The Bangs ISD’s petition to prevent alcohol sales for properties near its buildings will have to wait until 2020 for any action to take place.

When voters approved the sale of beer and wine in Bangs in May, the first two businesses to apply for alcohol permits were Food Plaza and Allsups, which drew criticism from Bangs ISD Superintendent Tony Truelove and a petition to the Texas Alcohol Beverage Commission — approved by the Bangs Board of Trustees — to remove the retail outlets’ alcohol permits.

“Our reservations are not with the sale of alcohol specifically,” said Truelove before approval of the petition in June. “It’s the sale of alcohol by establishments that border our property. They are right here. You can look at our parking lot, and the parking lot of one of the businesses and one could say ‘Whose parking lot is that, theirs or ours?’ It’s the proximately to small children that worries me.”

Truelove also expressed concerns with the location of the stores presenting a clear and present danger to the community. Due to Food Plaza’s location just outside of the Bangs High School football stadium, by its presence alone would increase the likelihood of a citizen or visiting fan for purchasing beer or wine and knowingly, or unknowingly, violate state law by bringing it onto school property.

“It’s also the proximity to our football stadium,” Truelove said. ”... I don’t want for it to be so convenient people could ice down their alcohol before the game, come out during halftime, drink a little bit and go back in.
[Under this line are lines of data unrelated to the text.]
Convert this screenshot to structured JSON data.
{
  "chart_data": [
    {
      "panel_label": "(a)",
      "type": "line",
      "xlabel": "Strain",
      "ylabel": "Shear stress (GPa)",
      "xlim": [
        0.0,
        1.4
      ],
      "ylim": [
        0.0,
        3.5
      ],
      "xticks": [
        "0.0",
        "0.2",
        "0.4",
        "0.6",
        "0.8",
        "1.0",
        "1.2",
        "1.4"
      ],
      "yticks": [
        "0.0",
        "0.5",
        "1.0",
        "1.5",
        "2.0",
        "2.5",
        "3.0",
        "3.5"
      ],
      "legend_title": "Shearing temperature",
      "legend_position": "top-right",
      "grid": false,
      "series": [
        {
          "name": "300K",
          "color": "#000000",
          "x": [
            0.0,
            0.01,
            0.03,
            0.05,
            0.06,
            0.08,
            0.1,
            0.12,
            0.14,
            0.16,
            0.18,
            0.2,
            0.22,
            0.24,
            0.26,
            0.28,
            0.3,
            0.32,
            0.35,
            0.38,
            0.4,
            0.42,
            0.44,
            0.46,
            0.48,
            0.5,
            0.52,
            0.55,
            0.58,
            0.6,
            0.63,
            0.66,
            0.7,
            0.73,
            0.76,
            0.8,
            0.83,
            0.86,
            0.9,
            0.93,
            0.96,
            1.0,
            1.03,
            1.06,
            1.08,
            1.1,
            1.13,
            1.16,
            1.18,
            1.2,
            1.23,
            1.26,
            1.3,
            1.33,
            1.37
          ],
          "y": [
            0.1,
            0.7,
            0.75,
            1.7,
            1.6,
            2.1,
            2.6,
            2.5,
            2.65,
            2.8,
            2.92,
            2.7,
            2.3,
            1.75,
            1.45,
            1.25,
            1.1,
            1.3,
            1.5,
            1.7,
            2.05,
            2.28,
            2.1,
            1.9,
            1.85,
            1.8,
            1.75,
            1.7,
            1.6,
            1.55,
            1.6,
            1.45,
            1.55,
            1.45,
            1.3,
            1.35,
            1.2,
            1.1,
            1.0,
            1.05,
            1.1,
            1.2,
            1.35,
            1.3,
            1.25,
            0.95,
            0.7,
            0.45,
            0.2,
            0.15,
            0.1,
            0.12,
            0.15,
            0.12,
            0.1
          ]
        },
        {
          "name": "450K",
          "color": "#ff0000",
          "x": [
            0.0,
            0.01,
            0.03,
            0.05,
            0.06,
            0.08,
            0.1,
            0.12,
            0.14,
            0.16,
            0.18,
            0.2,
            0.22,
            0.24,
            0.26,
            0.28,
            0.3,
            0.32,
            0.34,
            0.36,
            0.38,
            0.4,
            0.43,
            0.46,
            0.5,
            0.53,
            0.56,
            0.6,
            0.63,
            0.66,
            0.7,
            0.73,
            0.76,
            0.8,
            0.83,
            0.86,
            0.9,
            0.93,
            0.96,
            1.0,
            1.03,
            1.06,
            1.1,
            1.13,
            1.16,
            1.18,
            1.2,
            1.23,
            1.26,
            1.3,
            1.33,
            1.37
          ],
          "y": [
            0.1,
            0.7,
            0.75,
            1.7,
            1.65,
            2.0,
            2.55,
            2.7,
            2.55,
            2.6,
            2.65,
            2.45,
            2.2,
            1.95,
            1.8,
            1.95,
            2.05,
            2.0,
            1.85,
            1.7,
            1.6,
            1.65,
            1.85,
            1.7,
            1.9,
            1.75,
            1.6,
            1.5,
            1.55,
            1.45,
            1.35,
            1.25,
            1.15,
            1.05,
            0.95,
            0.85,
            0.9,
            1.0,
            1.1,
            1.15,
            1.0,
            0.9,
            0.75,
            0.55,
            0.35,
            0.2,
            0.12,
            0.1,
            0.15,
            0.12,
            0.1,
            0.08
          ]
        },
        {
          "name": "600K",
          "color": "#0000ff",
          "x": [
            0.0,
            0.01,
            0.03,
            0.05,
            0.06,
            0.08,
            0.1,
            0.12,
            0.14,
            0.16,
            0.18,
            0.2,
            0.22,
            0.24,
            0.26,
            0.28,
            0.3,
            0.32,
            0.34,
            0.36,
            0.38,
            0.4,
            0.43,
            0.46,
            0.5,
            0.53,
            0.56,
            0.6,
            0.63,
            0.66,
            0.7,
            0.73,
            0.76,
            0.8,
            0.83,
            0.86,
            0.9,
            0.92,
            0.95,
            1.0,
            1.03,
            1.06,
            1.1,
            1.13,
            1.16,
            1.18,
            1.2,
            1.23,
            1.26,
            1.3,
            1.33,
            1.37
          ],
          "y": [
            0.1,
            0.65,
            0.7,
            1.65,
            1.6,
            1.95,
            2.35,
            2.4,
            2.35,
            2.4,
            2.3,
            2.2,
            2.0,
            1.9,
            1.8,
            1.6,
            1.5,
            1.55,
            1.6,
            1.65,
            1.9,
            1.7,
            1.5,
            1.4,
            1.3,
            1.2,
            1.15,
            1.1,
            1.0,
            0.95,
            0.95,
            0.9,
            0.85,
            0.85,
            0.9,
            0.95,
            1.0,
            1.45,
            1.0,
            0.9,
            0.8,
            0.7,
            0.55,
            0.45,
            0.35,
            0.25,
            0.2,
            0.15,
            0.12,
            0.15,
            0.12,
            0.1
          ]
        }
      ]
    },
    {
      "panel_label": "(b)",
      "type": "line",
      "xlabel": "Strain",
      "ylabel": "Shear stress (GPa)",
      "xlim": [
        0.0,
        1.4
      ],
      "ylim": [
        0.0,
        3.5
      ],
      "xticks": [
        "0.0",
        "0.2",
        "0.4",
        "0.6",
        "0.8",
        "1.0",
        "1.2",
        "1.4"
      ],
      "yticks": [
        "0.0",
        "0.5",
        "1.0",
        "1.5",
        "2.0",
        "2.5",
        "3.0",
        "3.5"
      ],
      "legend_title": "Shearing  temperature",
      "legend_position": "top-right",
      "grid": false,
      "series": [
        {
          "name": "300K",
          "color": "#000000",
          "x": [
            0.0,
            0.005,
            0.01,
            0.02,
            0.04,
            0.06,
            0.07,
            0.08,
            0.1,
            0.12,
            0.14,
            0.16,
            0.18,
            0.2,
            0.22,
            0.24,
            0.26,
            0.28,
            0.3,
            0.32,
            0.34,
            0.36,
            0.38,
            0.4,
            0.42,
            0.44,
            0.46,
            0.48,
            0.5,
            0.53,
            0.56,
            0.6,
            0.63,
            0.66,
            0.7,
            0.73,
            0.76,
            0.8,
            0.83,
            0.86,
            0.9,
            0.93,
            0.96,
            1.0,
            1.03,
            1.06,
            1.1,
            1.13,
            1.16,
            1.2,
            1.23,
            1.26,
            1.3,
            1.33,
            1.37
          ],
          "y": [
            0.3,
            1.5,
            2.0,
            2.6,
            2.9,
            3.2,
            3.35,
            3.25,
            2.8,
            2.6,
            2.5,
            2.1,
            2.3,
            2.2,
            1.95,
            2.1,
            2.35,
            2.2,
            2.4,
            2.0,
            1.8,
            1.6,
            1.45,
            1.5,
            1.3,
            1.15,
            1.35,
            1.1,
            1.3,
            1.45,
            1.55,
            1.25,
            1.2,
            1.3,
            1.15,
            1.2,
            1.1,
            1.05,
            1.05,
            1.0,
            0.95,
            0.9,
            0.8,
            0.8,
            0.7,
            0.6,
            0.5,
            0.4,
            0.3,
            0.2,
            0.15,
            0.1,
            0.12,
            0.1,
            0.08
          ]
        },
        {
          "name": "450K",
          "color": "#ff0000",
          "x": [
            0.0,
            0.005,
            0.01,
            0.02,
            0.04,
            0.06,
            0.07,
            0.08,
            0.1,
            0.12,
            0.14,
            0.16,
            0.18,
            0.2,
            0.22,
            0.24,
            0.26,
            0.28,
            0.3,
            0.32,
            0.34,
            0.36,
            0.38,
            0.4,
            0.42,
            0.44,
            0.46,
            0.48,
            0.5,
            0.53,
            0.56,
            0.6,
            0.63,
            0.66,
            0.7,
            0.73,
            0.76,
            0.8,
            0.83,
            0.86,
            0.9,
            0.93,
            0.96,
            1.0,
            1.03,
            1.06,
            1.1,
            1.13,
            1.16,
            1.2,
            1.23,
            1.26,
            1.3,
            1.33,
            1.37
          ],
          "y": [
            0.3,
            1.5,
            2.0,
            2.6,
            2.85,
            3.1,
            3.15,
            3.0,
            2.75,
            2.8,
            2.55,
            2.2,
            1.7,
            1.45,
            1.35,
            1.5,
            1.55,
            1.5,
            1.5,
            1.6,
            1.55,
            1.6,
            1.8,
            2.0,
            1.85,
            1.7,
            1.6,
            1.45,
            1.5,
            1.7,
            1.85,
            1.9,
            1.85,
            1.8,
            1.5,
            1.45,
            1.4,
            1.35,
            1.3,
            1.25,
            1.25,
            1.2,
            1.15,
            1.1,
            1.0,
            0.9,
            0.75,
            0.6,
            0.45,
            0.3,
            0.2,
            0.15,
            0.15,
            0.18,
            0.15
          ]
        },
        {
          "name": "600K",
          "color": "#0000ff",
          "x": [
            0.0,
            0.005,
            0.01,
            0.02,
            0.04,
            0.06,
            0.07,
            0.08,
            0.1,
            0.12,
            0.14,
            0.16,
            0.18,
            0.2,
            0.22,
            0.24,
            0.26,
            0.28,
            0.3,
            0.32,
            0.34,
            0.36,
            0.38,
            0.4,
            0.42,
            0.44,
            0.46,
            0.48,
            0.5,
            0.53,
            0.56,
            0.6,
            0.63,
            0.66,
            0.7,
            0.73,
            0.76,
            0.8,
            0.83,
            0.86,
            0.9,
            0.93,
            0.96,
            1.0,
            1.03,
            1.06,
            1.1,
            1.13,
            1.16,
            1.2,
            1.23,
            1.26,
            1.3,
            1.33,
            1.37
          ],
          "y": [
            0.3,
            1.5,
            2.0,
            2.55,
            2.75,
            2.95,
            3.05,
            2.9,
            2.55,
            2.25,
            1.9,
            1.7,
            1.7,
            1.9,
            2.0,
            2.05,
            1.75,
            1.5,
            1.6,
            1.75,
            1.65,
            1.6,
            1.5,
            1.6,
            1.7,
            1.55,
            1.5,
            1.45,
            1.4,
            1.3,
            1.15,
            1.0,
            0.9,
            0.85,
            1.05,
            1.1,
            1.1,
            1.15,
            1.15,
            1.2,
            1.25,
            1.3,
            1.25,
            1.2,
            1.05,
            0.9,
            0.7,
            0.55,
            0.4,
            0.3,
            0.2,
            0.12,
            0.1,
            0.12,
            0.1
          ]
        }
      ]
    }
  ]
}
In no way are we saying these things haven’t happened in the past somehow. We’re just saying it’s more convenient for these things to happen.”

As part of the petition, the BISD board of Trustees requested the prevention alcohol sales for businesses within 300 feet of school property and officially protested the licenses issued by TABC. Chris Porter, public information officer for TABC, said the TABC could not take action on the petition without any grievous violation of city or state law by the businesses and would not consider addressing the petition until both businesses reapply for alcohol permits in 2020.

“Once a permit is issued, unless there is some sort of public safety issue, business will operate as usual,” Porter said. “Nobody may protest the issue if a permit already exists. If you open a bar and one of your neighbors had an issue with it, and wanted to close it down, they could not come to TABC with a protest until that renewal period. In essence, Food Plaza will operate until 2020, short of some catastrophic public safety investigation. The school would not be able to protest their permit until 2020.”

When news of the petition first came to light, Bangs Mayor Eric Bishop maintained his only goal throughout the process of legalizing the sale of beer and wine was to forward the will of the voters. With Bangs citizens approving the sale of beer and wine by a vote of 105 to 45, he believes the people have spoken, but that does not mean the safety of area children are not a concern to him.

“I’m concerned about the children too, but once this came into place my job is to quarterback it through and not say what is right and what is wrong,” he said. “There is no undoing what the voters said ... This is something I have heard people talk about for the last 10 years and I’m sure people have been talking about it for the last 50. They did it. It was successful and along the way people that were opposed to it had their chance to speak and 45 or so voted against it. I can’t speak for TABC or members of the city council as to what decisions they might make in the future, but at this point the preparation needs to be there is going to be beer and wine at Allsups and Food Plaza.”